Kernkonzepte
提案されたSeCGは、複数の参照オブジェクトを含む記述の理解を向上させるために、グラフ注意力を活用した意味強化ビジュアルグラウンディングモデルです。
Zusammenfassung
I. Abstract
3D visual grounding aims to locate the specified object in a 3D region based on textual descriptions.
Existing methods struggle with distinguishing similar objects, especially in complex referential relationships.
SeCG proposes a semantic-enhanced relational learning model using graph attention for better cross-modal alignment.
II. Introduction
Vision and language are crucial for computer understanding of real 3D scenes.
Multi-modal learning has led to the emergence of challenging tasks like 3D visual grounding.
The core challenge lies in perceiving referential relationships accurately.
III. Methods
A. Overview
Scene point clouds are segmented into objects for further processing.
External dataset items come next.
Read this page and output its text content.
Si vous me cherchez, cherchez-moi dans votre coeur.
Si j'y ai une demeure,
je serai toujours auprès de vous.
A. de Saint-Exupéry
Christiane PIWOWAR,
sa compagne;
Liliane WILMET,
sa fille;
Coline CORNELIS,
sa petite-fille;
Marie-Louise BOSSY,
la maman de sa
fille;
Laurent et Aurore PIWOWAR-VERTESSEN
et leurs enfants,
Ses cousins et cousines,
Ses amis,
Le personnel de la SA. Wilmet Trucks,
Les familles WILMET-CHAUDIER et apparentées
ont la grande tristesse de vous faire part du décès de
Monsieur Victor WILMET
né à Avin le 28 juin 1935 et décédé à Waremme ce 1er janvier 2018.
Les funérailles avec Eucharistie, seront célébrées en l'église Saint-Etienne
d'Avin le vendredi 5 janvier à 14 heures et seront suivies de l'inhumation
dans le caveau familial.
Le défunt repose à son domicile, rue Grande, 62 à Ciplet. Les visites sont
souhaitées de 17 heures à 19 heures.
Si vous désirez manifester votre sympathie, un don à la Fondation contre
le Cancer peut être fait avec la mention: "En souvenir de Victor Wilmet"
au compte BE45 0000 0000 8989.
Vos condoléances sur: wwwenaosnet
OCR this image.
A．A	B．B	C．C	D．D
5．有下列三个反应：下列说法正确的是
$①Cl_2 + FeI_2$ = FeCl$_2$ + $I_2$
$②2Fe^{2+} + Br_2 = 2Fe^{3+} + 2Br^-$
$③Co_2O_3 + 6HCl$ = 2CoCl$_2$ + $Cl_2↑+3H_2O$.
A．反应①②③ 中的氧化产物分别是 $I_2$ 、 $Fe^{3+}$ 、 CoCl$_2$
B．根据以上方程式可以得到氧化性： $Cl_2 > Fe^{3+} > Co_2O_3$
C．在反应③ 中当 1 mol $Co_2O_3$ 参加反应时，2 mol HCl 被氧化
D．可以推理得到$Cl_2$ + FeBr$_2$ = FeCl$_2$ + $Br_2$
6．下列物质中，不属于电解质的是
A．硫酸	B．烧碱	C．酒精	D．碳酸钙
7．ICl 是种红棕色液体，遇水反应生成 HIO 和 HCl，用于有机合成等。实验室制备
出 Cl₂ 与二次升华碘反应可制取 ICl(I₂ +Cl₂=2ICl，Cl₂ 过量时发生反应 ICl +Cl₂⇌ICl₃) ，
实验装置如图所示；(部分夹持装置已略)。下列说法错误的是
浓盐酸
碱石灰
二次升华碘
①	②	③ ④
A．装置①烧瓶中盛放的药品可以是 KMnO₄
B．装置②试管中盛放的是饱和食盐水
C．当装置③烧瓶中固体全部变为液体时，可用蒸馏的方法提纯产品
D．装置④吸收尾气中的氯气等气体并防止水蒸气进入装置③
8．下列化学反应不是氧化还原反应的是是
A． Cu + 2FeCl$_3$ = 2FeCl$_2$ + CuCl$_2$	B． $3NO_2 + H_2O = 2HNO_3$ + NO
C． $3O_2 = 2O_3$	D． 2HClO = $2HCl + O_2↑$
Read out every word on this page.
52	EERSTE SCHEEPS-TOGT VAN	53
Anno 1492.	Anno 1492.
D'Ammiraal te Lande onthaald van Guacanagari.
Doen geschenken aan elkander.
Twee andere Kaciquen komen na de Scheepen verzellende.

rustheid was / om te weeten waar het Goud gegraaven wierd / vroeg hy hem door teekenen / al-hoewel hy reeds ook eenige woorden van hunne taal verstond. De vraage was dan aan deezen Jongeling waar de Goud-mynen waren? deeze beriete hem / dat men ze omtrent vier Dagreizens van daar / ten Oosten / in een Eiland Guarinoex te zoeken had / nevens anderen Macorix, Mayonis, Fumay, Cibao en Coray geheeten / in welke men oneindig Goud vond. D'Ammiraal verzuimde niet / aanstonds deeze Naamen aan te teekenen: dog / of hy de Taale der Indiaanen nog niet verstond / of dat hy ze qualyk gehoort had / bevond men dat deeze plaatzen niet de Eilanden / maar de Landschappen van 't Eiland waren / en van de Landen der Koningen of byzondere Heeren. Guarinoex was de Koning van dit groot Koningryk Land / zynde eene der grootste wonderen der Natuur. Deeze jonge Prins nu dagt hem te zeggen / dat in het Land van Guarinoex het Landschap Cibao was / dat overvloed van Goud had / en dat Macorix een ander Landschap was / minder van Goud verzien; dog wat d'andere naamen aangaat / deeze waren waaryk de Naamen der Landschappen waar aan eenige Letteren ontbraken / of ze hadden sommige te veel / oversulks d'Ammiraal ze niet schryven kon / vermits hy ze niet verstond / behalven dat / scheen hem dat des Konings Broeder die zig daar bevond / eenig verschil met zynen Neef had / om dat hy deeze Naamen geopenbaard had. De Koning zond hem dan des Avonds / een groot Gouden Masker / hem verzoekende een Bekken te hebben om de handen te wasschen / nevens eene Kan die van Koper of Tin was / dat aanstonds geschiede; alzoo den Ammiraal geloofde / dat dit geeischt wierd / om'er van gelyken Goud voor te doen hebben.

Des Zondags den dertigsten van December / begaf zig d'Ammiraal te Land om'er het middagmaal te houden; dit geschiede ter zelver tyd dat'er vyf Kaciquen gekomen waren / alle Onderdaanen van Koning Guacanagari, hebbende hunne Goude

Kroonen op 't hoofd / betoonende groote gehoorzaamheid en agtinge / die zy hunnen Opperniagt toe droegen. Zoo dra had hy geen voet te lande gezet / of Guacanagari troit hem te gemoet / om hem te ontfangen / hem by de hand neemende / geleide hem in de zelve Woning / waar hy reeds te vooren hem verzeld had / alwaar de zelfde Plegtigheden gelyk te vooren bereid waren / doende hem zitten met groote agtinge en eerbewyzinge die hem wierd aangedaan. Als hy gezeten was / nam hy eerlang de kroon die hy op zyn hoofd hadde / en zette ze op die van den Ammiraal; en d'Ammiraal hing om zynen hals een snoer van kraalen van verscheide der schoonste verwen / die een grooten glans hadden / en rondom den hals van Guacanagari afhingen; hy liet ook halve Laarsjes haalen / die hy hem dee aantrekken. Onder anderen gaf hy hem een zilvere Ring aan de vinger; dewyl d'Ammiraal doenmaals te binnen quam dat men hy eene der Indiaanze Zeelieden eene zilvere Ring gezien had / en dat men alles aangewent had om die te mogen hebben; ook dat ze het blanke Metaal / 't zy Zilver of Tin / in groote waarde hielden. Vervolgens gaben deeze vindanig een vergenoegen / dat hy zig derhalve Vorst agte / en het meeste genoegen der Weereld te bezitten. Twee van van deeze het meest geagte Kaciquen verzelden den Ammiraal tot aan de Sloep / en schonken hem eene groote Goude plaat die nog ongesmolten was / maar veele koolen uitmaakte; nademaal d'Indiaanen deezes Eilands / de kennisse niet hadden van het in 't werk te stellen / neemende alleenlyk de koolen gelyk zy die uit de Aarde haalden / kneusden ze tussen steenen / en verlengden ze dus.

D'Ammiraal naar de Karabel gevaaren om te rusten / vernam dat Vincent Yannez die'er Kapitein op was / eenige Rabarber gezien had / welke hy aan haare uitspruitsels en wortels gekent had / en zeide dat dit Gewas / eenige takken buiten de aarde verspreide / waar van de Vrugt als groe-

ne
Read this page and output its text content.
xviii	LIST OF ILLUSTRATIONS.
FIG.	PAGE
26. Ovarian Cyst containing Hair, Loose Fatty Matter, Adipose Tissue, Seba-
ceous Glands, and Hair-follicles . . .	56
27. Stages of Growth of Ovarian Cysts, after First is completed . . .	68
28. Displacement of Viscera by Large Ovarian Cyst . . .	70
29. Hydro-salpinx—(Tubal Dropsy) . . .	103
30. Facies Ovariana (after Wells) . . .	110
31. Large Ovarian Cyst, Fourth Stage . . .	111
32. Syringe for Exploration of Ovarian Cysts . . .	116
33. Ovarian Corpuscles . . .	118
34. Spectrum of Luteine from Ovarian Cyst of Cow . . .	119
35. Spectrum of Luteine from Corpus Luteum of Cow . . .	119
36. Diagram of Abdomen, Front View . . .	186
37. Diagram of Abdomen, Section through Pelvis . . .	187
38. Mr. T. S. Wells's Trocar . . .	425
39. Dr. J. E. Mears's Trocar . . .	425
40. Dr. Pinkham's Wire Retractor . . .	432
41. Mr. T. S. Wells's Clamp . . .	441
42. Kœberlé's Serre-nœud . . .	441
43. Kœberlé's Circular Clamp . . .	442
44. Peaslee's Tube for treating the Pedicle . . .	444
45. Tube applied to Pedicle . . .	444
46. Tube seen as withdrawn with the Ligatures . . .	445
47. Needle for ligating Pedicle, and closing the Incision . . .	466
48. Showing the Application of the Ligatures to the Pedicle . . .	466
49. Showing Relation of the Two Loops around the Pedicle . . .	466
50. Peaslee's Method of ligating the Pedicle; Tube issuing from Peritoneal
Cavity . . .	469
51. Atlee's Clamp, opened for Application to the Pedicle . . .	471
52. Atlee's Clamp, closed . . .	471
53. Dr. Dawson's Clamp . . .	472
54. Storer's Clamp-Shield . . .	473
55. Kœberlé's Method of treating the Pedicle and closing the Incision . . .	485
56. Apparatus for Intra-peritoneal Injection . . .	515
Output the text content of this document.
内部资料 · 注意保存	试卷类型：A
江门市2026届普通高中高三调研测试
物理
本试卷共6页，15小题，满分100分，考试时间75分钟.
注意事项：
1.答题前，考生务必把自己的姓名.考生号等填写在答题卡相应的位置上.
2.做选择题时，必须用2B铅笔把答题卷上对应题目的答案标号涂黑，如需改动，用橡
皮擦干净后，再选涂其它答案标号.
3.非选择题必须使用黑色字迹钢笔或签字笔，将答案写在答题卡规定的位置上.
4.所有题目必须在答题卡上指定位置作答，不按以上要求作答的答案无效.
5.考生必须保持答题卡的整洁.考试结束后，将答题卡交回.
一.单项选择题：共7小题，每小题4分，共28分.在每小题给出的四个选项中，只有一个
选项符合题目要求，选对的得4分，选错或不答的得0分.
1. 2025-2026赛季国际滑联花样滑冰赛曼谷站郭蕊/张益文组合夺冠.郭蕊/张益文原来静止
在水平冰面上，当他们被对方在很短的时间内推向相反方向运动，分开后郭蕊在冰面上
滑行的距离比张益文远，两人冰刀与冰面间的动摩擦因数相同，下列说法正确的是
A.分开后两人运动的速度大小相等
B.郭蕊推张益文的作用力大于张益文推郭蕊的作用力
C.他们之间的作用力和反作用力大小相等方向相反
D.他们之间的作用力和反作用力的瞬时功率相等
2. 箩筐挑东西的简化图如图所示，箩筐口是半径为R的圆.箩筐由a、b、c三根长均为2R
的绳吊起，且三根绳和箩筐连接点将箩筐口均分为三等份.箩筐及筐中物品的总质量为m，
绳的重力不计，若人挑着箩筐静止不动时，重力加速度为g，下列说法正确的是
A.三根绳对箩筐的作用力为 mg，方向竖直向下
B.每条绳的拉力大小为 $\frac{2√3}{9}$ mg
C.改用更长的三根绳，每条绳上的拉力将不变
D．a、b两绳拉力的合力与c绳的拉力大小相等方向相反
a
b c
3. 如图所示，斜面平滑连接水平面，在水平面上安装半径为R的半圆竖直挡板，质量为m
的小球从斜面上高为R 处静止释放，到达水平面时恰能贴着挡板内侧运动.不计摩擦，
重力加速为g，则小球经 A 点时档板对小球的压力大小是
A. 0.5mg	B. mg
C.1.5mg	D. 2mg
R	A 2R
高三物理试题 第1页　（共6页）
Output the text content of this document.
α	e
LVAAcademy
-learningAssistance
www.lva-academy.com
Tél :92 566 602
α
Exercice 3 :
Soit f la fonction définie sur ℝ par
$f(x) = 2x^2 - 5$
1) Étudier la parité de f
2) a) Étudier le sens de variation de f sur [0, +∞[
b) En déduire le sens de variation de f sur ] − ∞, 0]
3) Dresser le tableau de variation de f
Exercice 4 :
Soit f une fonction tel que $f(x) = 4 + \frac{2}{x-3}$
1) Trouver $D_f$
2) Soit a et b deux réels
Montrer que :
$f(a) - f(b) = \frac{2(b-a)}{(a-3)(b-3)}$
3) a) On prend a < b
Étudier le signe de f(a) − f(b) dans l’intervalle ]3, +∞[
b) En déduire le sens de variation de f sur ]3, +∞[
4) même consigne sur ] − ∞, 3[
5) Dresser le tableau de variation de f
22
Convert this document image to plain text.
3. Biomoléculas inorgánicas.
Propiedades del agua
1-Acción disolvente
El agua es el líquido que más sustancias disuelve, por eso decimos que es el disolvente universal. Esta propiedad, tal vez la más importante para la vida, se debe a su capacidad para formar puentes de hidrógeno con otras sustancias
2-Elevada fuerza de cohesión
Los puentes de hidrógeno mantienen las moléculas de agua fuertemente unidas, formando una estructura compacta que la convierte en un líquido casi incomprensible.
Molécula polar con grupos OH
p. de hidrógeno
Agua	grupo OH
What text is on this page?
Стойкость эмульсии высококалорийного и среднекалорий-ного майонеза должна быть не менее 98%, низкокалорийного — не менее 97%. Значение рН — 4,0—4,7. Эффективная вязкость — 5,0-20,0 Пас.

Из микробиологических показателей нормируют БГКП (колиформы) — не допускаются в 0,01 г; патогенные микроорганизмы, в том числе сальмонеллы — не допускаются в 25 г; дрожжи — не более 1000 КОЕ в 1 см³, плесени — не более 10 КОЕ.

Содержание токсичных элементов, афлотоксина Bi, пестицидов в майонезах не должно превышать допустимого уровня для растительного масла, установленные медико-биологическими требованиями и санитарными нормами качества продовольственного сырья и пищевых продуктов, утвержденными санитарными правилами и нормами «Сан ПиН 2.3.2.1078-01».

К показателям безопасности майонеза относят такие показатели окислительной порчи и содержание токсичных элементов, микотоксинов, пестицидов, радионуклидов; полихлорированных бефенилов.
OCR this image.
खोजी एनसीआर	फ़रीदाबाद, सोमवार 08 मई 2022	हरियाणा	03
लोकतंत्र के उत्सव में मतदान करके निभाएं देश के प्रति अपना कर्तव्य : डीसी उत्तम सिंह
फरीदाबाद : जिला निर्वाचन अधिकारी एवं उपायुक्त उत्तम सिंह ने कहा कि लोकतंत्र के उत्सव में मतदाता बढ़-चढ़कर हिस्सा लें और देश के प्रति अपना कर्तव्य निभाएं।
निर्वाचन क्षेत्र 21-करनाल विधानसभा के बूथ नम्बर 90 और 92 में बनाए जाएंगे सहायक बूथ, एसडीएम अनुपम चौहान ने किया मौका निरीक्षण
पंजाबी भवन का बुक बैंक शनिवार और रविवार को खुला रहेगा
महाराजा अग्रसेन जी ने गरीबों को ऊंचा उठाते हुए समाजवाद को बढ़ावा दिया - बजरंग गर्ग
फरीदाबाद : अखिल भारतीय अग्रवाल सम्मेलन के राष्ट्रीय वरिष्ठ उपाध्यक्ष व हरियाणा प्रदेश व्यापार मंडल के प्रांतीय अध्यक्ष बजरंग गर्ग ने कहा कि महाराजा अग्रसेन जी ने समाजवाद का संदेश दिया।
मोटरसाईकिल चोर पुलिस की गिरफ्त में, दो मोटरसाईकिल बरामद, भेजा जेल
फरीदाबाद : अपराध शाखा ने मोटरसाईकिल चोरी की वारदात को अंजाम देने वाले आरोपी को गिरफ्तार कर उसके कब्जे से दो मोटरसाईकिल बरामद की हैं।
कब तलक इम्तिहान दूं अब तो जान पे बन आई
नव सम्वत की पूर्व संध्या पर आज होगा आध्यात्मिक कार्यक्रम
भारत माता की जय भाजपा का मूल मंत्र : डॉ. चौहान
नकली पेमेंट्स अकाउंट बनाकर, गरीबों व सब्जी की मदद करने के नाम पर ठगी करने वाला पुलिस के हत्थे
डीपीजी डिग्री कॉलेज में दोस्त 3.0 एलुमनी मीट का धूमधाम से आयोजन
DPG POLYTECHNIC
The proposed model consists of semantic-enhanced visual encoding, relation graph learning, text encoding, and Transformer decoding.
B. Semantic-enhanced Visual Encoding
PointNet++ is used as the backbone for encoding initial point clouds.
A semantic point cloud is generated to provide high-level semantics for better understanding of relationships.
C. Relation Graph Learning
A full-connected graph is constructed to learn implicit relationships among objects using a graph attention network.
Two sub-modules, Auxiliary Memory Unit and Multi-view Position Embedding, enhance the intrinsic attention algorithm.
IV. Experiment & Results
A. Datasets & Evaluation Metrics
Nr3D and Sr3D datasets are used for evaluation with different subsets based on complexity and viewpoint dependency.
ScanRefer dataset evaluates localization accuracy based on IoU thresholds with unique and multiple samples.
B. Localization Results & Visualization
SeCG outperforms existing methods in overall accuracy on both Nr3d and Sr3d datasets.
Adding 2D features improves localization accuracy but may hinder performance in scenarios with multiple same-class objects.
V. Conclusion
SeCG effectively addresses the challenge of weak understanding of multiple referred objects in 3D visual grounding tasks through semantic enhancement and relational learning using graph attention.
Statistiken
提案されたSeCGは、複数の参照オブジェクトを含む記述の理解を向上させるために、グラフ注意力を活用した意味強化ビジュアルグラウンディングモデルです。